Market forces dictate wages

September 1, 2006

Vice-chancellors are using pay reforms as an opportunity to introduce stark variations in salaries. Phil Baty reports

The market is starting to shape the pay and career opportunities of academic staff despite the existence of national salary scales.

As the deadline arrived this week for universities to implement the 2004 pay modernisation reforms, it emerged that vice-chancellors are taking the opportunity to offer a variety of different pay and reward packages to meet their individual market needs.

Notable variations are appearing in starting salaries, in upper pay limits in certain job grades and even in the length of time it takes to climb the career ladder.

In addition, most universities are adopting a form of performance-related-pay in which individual staff can earn extra money based on their contribution to the university's mission. Many are also implementing market supplement pay awards to attract staff where there is intense competition for jobs, according to the Universities and Colleges Employers' Association.
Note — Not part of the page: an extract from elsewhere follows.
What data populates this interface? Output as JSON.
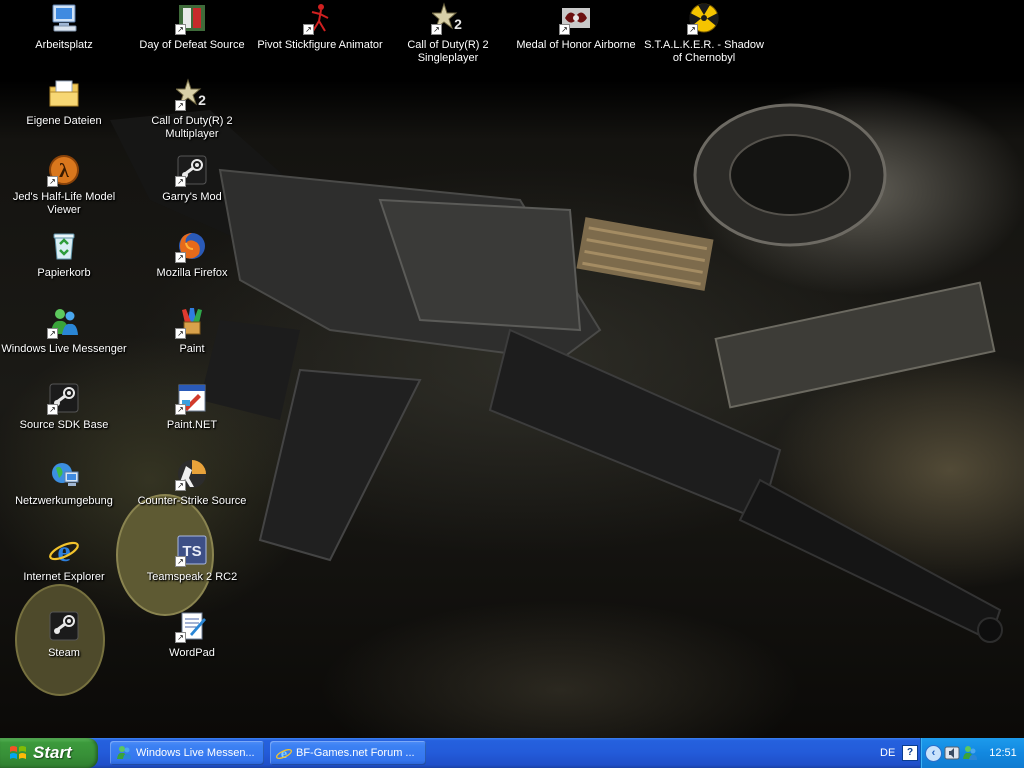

Alasdair Smith, vice-chancellor of Sussex University and the new chairman of Ucea, said that the market flexibility provided by the framework, which is being implemented locally institution by institution, "is essential, particularly with a variable level of student fees now in place".

He added: "Implementation of the framework will enable each institution to determine, with its staff, fair and competitive pay to help achieve differing ambitions."
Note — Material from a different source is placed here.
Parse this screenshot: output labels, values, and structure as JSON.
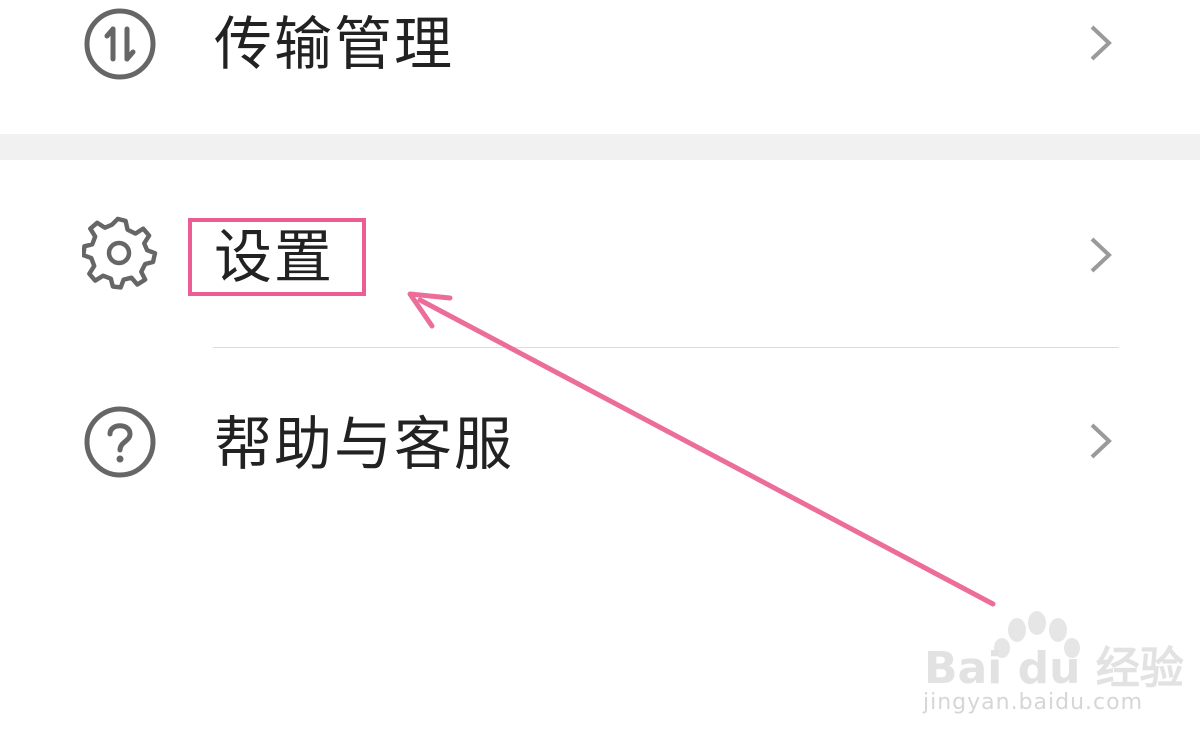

Under the 2004 Framework Agreement for the Modernisation of Pay Structures, all university staff - from porters to professors in old and in new universities - are being placed on a single pay spine after they undergo job evaluation exercises that measure the detailed responsibilities of all staff groups.
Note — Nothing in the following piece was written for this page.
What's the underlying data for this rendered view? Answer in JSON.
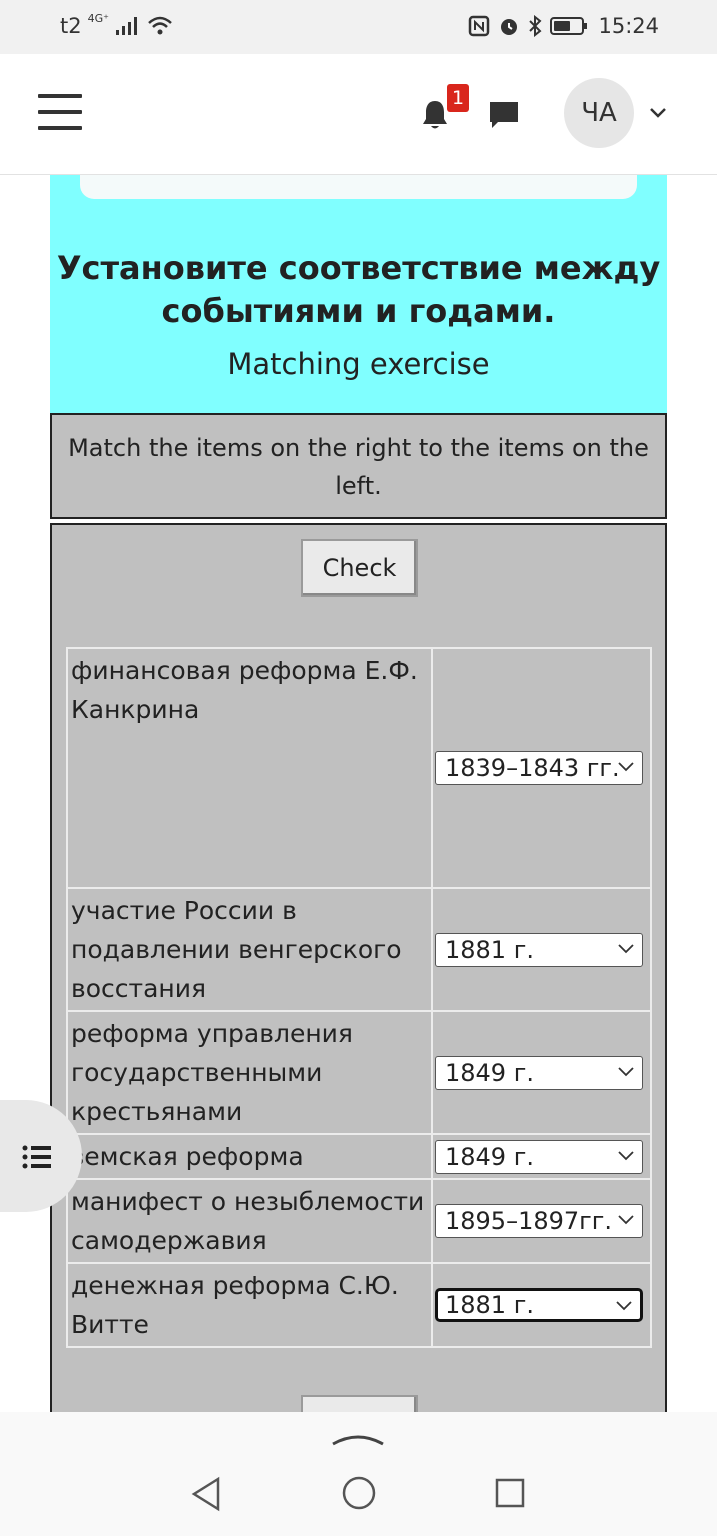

The five agreed national academic job grades (from junior researchers to professors) can be placed anywhere on the new pay spine with the agreement of local unions. They can also be stretched or shortened, offering scope for local variation in minimum and maximum salaries and the number of annual increments in each grade.

Although Ucea declined to release details of the effects of the reforms at individual institutions and said that some were choosing to adopt a standard model, clear differentials are emerging.

Even among the research-led institutions operating in a similar market, variations in starting salaries have been stark, ranging from £25,633 at Liverpool University to £30,607 at Essex University, according to the University and College Union.

UCU research into the first 11 framework deals found that maximum pay for senior lecturers varied from £43,683 to £49,115, and that the minimum salary for professors varied by nearly £10,000, from Pounds 44,947 to £53,670 in old universities.

A survey of 121 universities by Ucea found that 80 per cent of institutions intended to introduce contribution-related pay for staff - rewarding performance - and 70 per cent of institutions would offer market supplements to provide higher salaries for hard-to-find staff.

But the UCU said that it was alarmed by Ucea's finding that only 56 per cent of institutions had actually implemented the framework by this week's deadline.

Sally Hunt, the UCU joint general secretary, said: "In my opinion, any university that had not implemented the framework by August is outside the agreement.

"There is no excuse for this, and all university employers who have not implemented it must do so as soon as possible and backdate pay. Otherwise, they will be responsible for a two-tier system.

"We will be pursuing all institutions that have not yet implemented the framework in the way we always have done by insisting on backdated pay."

A Ucea spokesman said that some 85 per cent of institutions either had implemented the framework or had said that they would have the framework in place by the end of this year, with most agreeing to backdate the reforms.

Professor Smith said: "It is understandable and unsurprising that not all institutions have fully completed the process when you take into account the complexities surrounding implementation and the timing of the pay dispute disruption [during April and May]."